Multinational groups often take out international insurance policies to provide group-wide cover against their worldwide risk exposure. Normally, a master policy is taken out by the parent, supplemented by local policies for the local subsidiaries. These companies should therefore be aware of an amendment to the German Insurance Tax Act (VersStG) passed on December 10, 2020.
Under the amended regulations, taxability in Germany now exists in principle if an insurance relationship relates to a permanent establishment or other facility of persons other than individuals located outside the EEA (i.e. EU, Norway and Liechtenstein) pursuant to Sec. 1(2) sentence 2 no. 4 VersStG. The prerequisite for this is that the policyholder has its registered office in Germany, presenting the risk of double taxation: German insurance tax plus the corresponding tax in the country where the permanent establishment or other facility is located. In contrast, the regulations remained unchanged with regard to taxability in Germany if an insurance relationship with a non-EU/EEA insurer directly or indirectly relates to a company, a permanent establishment or another facility located in Germany pursuant to Sec. 1(3) no. 3 VersStG.
On these topics, Germany’s Federal Ministry of Finance (BMF) recently published new administrative guidance (circular of 4 March 2021, III C 4 – S 6400/21/10001 :001 ) outlining how both the changes and the unchanged regulations will work in practice.
Case study of foreign-headquartered multinational
A US parent forms a multinational business group together with its international affiliates. The US parent has taken out a master policy from a US insurer that also provides local insurance coverage to the group’s affiliates, including two German subsidiaries.
A portion of the insurance premiums paid by the US parent has been allocated to one German subsidiary (as chargebacks), while the other German subsidiary does not pay any insurance premiums.
German insurance premium tax burden?
Under the new administrative guidance on German insurance premium taxes (IPT), the German tax authorities consider a portion of the insurance premiums paid by the US parent to the US insurer to be subject to German IPT pursuant to Sec. 1(3) no. 3 VersStG. However, the tax liability applies not to the entire insurance premium, but only to the portion paid by the US parent to cover the German subsidiary’s risks. For the tax liability as such, the German tax authorities have taken the view that it is irrelevant whether the German subsidiary has actually borne a portion of the insurance premium (by means of chargebacks).
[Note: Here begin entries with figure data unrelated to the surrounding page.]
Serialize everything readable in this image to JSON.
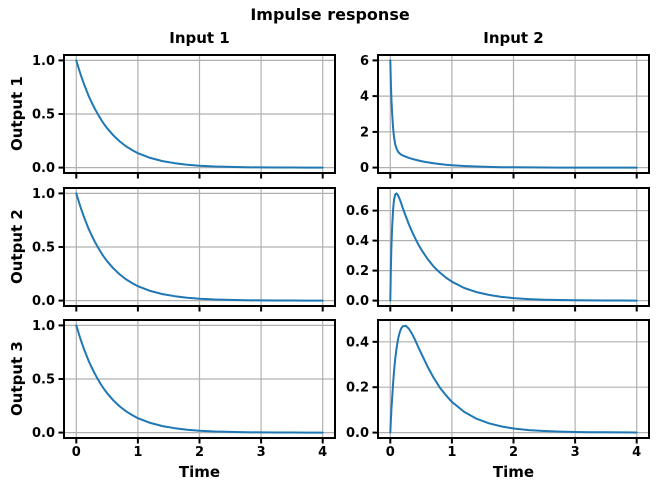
{
  "figure": {
    "title": "Impulse response",
    "xlabel": "Time",
    "background_color": "#ffffff",
    "line_color": "#1f77b4",
    "grid_color": "#b0b0b0",
    "spine_color": "#000000",
    "text_color": "#000000"
  },
  "columns": [
    {
      "label": "Input 1"
    },
    {
      "label": "Input 2"
    }
  ],
  "rows": [
    {
      "label": "Output 1"
    },
    {
      "label": "Output 2"
    },
    {
      "label": "Output 3"
    }
  ],
  "chart_data": [
    {
      "type": "line",
      "output": "Output 1",
      "input": "Input 1",
      "xlim": [
        -0.2,
        4.2
      ],
      "ylim": [
        -0.05,
        1.05
      ],
      "xticks": [
        0,
        1,
        2,
        3,
        4
      ],
      "xtick_labels": [
        "0",
        "1",
        "2",
        "3",
        "4"
      ],
      "show_xtick_labels": false,
      "yticks": [
        0,
        0.5,
        1.0
      ],
      "ytick_labels": [
        "0.0",
        "0.5",
        "1.0"
      ],
      "grid": true,
      "x": [
        0,
        0.01,
        0.02,
        0.03,
        0.045,
        0.06,
        0.08,
        0.1,
        0.125,
        0.15,
        0.175,
        0.2,
        0.25,
        0.3,
        0.35,
        0.4,
        0.45,
        0.5,
        0.6,
        0.7,
        0.8,
        0.9,
        1.0,
        1.2,
        1.4,
        1.6,
        1.8,
        2.0,
        2.25,
        2.5,
        2.75,
        3.0,
        3.25,
        3.5,
        3.75,
        4.0
      ],
      "y": [
        1.0,
        0.98,
        0.961,
        0.942,
        0.914,
        0.887,
        0.852,
        0.819,
        0.779,
        0.741,
        0.705,
        0.67,
        0.607,
        0.549,
        0.497,
        0.449,
        0.407,
        0.368,
        0.301,
        0.247,
        0.202,
        0.165,
        0.135,
        0.091,
        0.061,
        0.041,
        0.027,
        0.018,
        0.011,
        0.007,
        0.004,
        0.0025,
        0.0015,
        0.001,
        0.0006,
        0.0003
      ]
    },
    {
      "type": "line",
      "output": "Output 1",
      "input": "Input 2",
      "xlim": [
        -0.2,
        4.2
      ],
      "ylim": [
        -0.3,
        6.3
      ],
      "xticks": [
        0,
        1,
        2,
        3,
        4
      ],
      "xtick_labels": [
        "0",
        "1",
        "2",
        "3",
        "4"
      ],
      "show_xtick_labels": false,
      "yticks": [
        0,
        2,
        4,
        6
      ],
      "ytick_labels": [
        "0",
        "2",
        "4",
        "6"
      ],
      "grid": true,
      "x": [
        0,
        0.01,
        0.02,
        0.03,
        0.045,
        0.06,
        0.08,
        0.1,
        0.125,
        0.15,
        0.175,
        0.2,
        0.25,
        0.3,
        0.35,
        0.4,
        0.45,
        0.5,
        0.6,
        0.7,
        0.8,
        0.9,
        1.0,
        1.2,
        1.4,
        1.6,
        1.8,
        2.0,
        2.25,
        2.5,
        2.75,
        3.0,
        3.25,
        3.5,
        3.75,
        4.0
      ],
      "y": [
        6.0,
        4.684,
        3.705,
        2.975,
        2.21,
        1.713,
        1.306,
        1.068,
        0.897,
        0.796,
        0.731,
        0.683,
        0.609,
        0.549,
        0.497,
        0.449,
        0.407,
        0.368,
        0.301,
        0.247,
        0.202,
        0.165,
        0.135,
        0.091,
        0.061,
        0.041,
        0.027,
        0.018,
        0.011,
        0.007,
        0.004,
        0.0025,
        0.0015,
        0.001,
        0.0006,
        0.0003
      ]
    },
    {
      "type": "line",
      "output": "Output 2",
      "input": "Input 1",
      "xlim": [
        -0.2,
        4.2
      ],
      "ylim": [
        -0.05,
        1.05
      ],
      "xticks": [
        0,
        1,
        2,
        3,
        4
      ],
      "xtick_labels": [
        "0",
        "1",
        "2",
        "3",
        "4"
      ],
      "show_xtick_labels": false,
      "yticks": [
        0,
        0.5,
        1.0
      ],
      "ytick_labels": [
        "0.0",
        "0.5",
        "1.0"
      ],
      "grid": true,
      "x": [
        0,
        0.01,
        0.02,
        0.03,
        0.045,
        0.06,
        0.08,
        0.1,
        0.125,
        0.15,
        0.175,
        0.2,
        0.25,
        0.3,
        0.35,
        0.4,
        0.45,
        0.5,
        0.6,
        0.7,
        0.8,
        0.9,
        1.0,
        1.2,
        1.4,
        1.6,
        1.8,
        2.0,
        2.25,
        2.5,
        2.75,
        3.0,
        3.25,
        3.5,
        3.75,
        4.0
      ],
      "y": [
        1.0,
        0.98,
        0.961,
        0.942,
        0.914,
        0.887,
        0.852,
        0.819,
        0.779,
        0.741,
        0.705,
        0.67,
        0.607,
        0.549,
        0.497,
        0.449,
        0.407,
        0.368,
        0.301,
        0.247,
        0.202,
        0.165,
        0.135,
        0.091,
        0.061,
        0.041,
        0.027,
        0.018,
        0.011,
        0.007,
        0.004,
        0.0025,
        0.0015,
        0.001,
        0.0006,
        0.0003
      ]
    },
    {
      "type": "line",
      "output": "Output 2",
      "input": "Input 2",
      "xlim": [
        -0.2,
        4.2
      ],
      "ylim": [
        -0.036,
        0.751
      ],
      "xticks": [
        0,
        1,
        2,
        3,
        4
      ],
      "xtick_labels": [
        "0",
        "1",
        "2",
        "3",
        "4"
      ],
      "show_xtick_labels": false,
      "yticks": [
        0,
        0.2,
        0.4,
        0.6
      ],
      "ytick_labels": [
        "0.0",
        "0.2",
        "0.4",
        "0.6"
      ],
      "grid": true,
      "x": [
        0,
        0.01,
        0.02,
        0.03,
        0.045,
        0.06,
        0.08,
        0.1,
        0.125,
        0.15,
        0.175,
        0.2,
        0.25,
        0.3,
        0.35,
        0.4,
        0.45,
        0.5,
        0.6,
        0.7,
        0.8,
        0.9,
        1.0,
        1.2,
        1.4,
        1.6,
        1.8,
        2.0,
        2.25,
        2.5,
        2.75,
        3.0,
        3.25,
        3.5,
        3.75,
        4.0
      ],
      "y": [
        0,
        0.223,
        0.383,
        0.498,
        0.609,
        0.671,
        0.708,
        0.715,
        0.702,
        0.679,
        0.651,
        0.621,
        0.564,
        0.51,
        0.462,
        0.418,
        0.378,
        0.342,
        0.28,
        0.229,
        0.188,
        0.154,
        0.126,
        0.084,
        0.057,
        0.038,
        0.025,
        0.017,
        0.01,
        0.006,
        0.004,
        0.002,
        0.0014,
        0.0009,
        0.0006,
        0.0003
      ]
    },
    {
      "type": "line",
      "output": "Output 3",
      "input": "Input 1",
      "xlim": [
        -0.2,
        4.2
      ],
      "ylim": [
        -0.05,
        1.05
      ],
      "xticks": [
        0,
        1,
        2,
        3,
        4
      ],
      "xtick_labels": [
        "0",
        "1",
        "2",
        "3",
        "4"
      ],
      "show_xtick_labels": true,
      "yticks": [
        0,
        0.5,
        1.0
      ],
      "ytick_labels": [
        "0.0",
        "0.5",
        "1.0"
      ],
      "grid": true,
      "x": [
        0,
        0.01,
        0.02,
        0.03,
        0.045,
        0.06,
        0.08,
        0.1,
        0.125,
        0.15,
        0.175,
        0.2,
        0.25,
        0.3,
        0.35,
        0.4,
        0.45,
        0.5,
        0.6,
        0.7,
        0.8,
        0.9,
        1.0,
        1.2,
        1.4,
        1.6,
        1.8,
        2.0,
        2.25,
        2.5,
        2.75,
        3.0,
        3.25,
        3.5,
        3.75,
        4.0
      ],
      "y": [
        1.0,
        0.98,
        0.961,
        0.942,
        0.914,
        0.887,
        0.852,
        0.819,
        0.779,
        0.741,
        0.705,
        0.67,
        0.607,
        0.549,
        0.497,
        0.449,
        0.407,
        0.368,
        0.301,
        0.247,
        0.202,
        0.165,
        0.135,
        0.091,
        0.061,
        0.041,
        0.027,
        0.018,
        0.011,
        0.007,
        0.004,
        0.0025,
        0.0015,
        0.001,
        0.0006,
        0.0003
      ]
    },
    {
      "type": "line",
      "output": "Output 3",
      "input": "Input 2",
      "xlim": [
        -0.2,
        4.2
      ],
      "ylim": [
        -0.024,
        0.496
      ],
      "xticks": [
        0,
        1,
        2,
        3,
        4
      ],
      "xtick_labels": [
        "0",
        "1",
        "2",
        "3",
        "4"
      ],
      "show_xtick_labels": true,
      "yticks": [
        0,
        0.2,
        0.4
      ],
      "ytick_labels": [
        "0.0",
        "0.2",
        "0.4"
      ],
      "grid": true,
      "x": [
        0,
        0.01,
        0.02,
        0.03,
        0.045,
        0.06,
        0.08,
        0.1,
        0.125,
        0.15,
        0.175,
        0.2,
        0.25,
        0.3,
        0.35,
        0.4,
        0.45,
        0.5,
        0.6,
        0.7,
        0.8,
        0.9,
        1.0,
        1.2,
        1.4,
        1.6,
        1.8,
        2.0,
        2.25,
        2.5,
        2.75,
        3.0,
        3.25,
        3.5,
        3.75,
        4.0
      ],
      "y": [
        0,
        0.057,
        0.109,
        0.155,
        0.216,
        0.268,
        0.325,
        0.369,
        0.411,
        0.44,
        0.458,
        0.468,
        0.471,
        0.458,
        0.436,
        0.409,
        0.379,
        0.35,
        0.293,
        0.243,
        0.2,
        0.165,
        0.135,
        0.091,
        0.061,
        0.041,
        0.027,
        0.018,
        0.011,
        0.007,
        0.004,
        0.0025,
        0.0015,
        0.001,
        0.0006,
        0.0003
      ]
    }
  ]
}
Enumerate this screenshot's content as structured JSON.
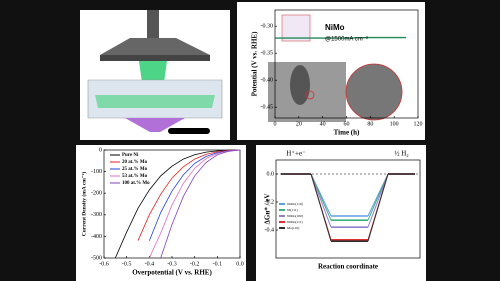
{
  "chart_data": [
    {
      "type": "line",
      "x_label": "Time (h)",
      "y_label": "Potential (V vs. RHE)",
      "annotations": [
        "NiMo",
        "@1500mA cm⁻²"
      ],
      "x": [
        0,
        20,
        40,
        60,
        80,
        100,
        110
      ],
      "series": [
        {
          "name": "NiMo",
          "color": "#1e8a5a",
          "values": [
            -0.322,
            -0.322,
            -0.322,
            -0.322,
            -0.321,
            -0.321,
            -0.321
          ]
        }
      ],
      "xlim": [
        0,
        120
      ],
      "xticks": [
        0,
        20,
        40,
        60,
        80,
        100,
        120
      ],
      "ylim": [
        -0.47,
        -0.27
      ],
      "yticks": [
        {
          "value": -0.45,
          "label": "-0.45"
        },
        {
          "value": -0.4,
          "label": "-0.40"
        },
        {
          "value": -0.35,
          "label": "-0.35"
        },
        {
          "value": -0.3,
          "label": "-0.30"
        }
      ]
    },
    {
      "type": "line",
      "x_label": "Overpotential (V vs. RHE)",
      "y_label": "Current Density (mA cm⁻²)",
      "x": [
        0,
        -0.05,
        -0.1,
        -0.15,
        -0.2,
        -0.25,
        -0.3,
        -0.35,
        -0.4,
        -0.45,
        -0.5,
        -0.55
      ],
      "series": [
        {
          "name": "Pure Ni",
          "color": "#000000",
          "values": [
            0,
            -1,
            -4,
            -10,
            -22,
            -42,
            -75,
            -120,
            -185,
            -270,
            -380,
            -500
          ]
        },
        {
          "name": "20 at.% Mo",
          "color": "#e02020",
          "values": [
            0,
            -2,
            -8,
            -20,
            -42,
            -78,
            -130,
            -205,
            -300,
            -420,
            null,
            null
          ]
        },
        {
          "name": "25 at.% Mo",
          "color": "#2040e0",
          "values": [
            0,
            -3,
            -12,
            -30,
            -62,
            -115,
            -190,
            -290,
            -420,
            null,
            null,
            null
          ]
        },
        {
          "name": "53 at.% Mo",
          "color": "#e070c0",
          "values": [
            0,
            -4,
            -16,
            -40,
            -85,
            -155,
            -255,
            -385,
            -500,
            null,
            null,
            null
          ]
        },
        {
          "name": "100 at.% Mo",
          "color": "#8040c0",
          "values": [
            0,
            -6,
            -22,
            -58,
            -120,
            -215,
            -345,
            -500,
            null,
            null,
            null,
            null
          ]
        }
      ],
      "xlim": [
        -0.6,
        0
      ],
      "xticks": [
        -0.6,
        -0.5,
        -0.4,
        -0.3,
        -0.2,
        -0.1,
        {
          "value": 0,
          "label": "0.0"
        }
      ],
      "ylim": [
        -500,
        0
      ],
      "yticks": [
        -500,
        -400,
        -300,
        -200,
        -100,
        0
      ]
    },
    {
      "type": "energy",
      "x_label": "Reaction coordinate",
      "y_label": "ΔGʜ* / eV",
      "categories": [
        "H⁺+e⁻",
        null,
        "½ H₂"
      ],
      "series": [
        {
          "name": "NiMo(110)",
          "color": "#60a0e0",
          "values": [
            0,
            -0.3,
            0
          ]
        },
        {
          "name": "Ni(111)",
          "color": "#40b080",
          "values": [
            0,
            -0.33,
            0
          ]
        },
        {
          "name": "NiMo(100)",
          "color": "#9080d0",
          "values": [
            0,
            -0.38,
            0
          ]
        },
        {
          "name": "NiMo(111)",
          "color": "#e03030",
          "values": [
            0,
            -0.47,
            0
          ]
        },
        {
          "name": "Mo(110)",
          "color": "#303030",
          "values": [
            0,
            -0.48,
            0
          ]
        }
      ],
      "ylim": [
        -0.6,
        0.1
      ],
      "yticks": [
        {
          "value": -0.4,
          "label": "-0.4"
        },
        {
          "value": -0.2,
          "label": "-0.2"
        },
        {
          "value": 0,
          "label": "0.0"
        }
      ]
    }
  ]
}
Nonetheless, it is not clear whether the German tax authorities will take the same position if the US parent has taken out a master policy that fills the coverage gaps of local policies of German subsidiaries. This is the case particularly where the likelihood of ever needing to use the master policy is somewhat remote. One example might be master policies with difference-in-condition (DIC) or difference-in-limits (DIL) coverage above local policies, where the DIC or DIL ensures that the master policy applies only to very major losses.
In the case study above, the master policy was taken out from a non-EU or EEA insurer and provides insurance coverage for the German subsidiaries. As the policyholder, the US parent is therefore liable to pay the German IPT in the view taken by the German tax authorities. This should apply regardless of the US parent’s country of residence for tax purposes. Moreover, a co-insured German subsidiary might also be liable to pay German IPT. This, however, should require the German subsidiary to have borne or paid the relevant portion of the German IPT.
Overarching implications for global businesses
The amendments to the Insurance Tax Act make it important for international companies and groups to be aware of the connecting factors for insurance tax liability, especially if they want to ensure a uniform level of coverage according to German standards, via a DIC or DIL, for all business units.
International double taxation of insurance premiums can arise, since taxation outside the EU or EEA is not likely to cease as a result of the amended German legislation. In the absence of applicability of the EU Directive to these situations, there should be no infringement of EU law in this respect. As it stands, however, it has yet to be defined conclusively which insurance policies are covered in detail by the new regulation.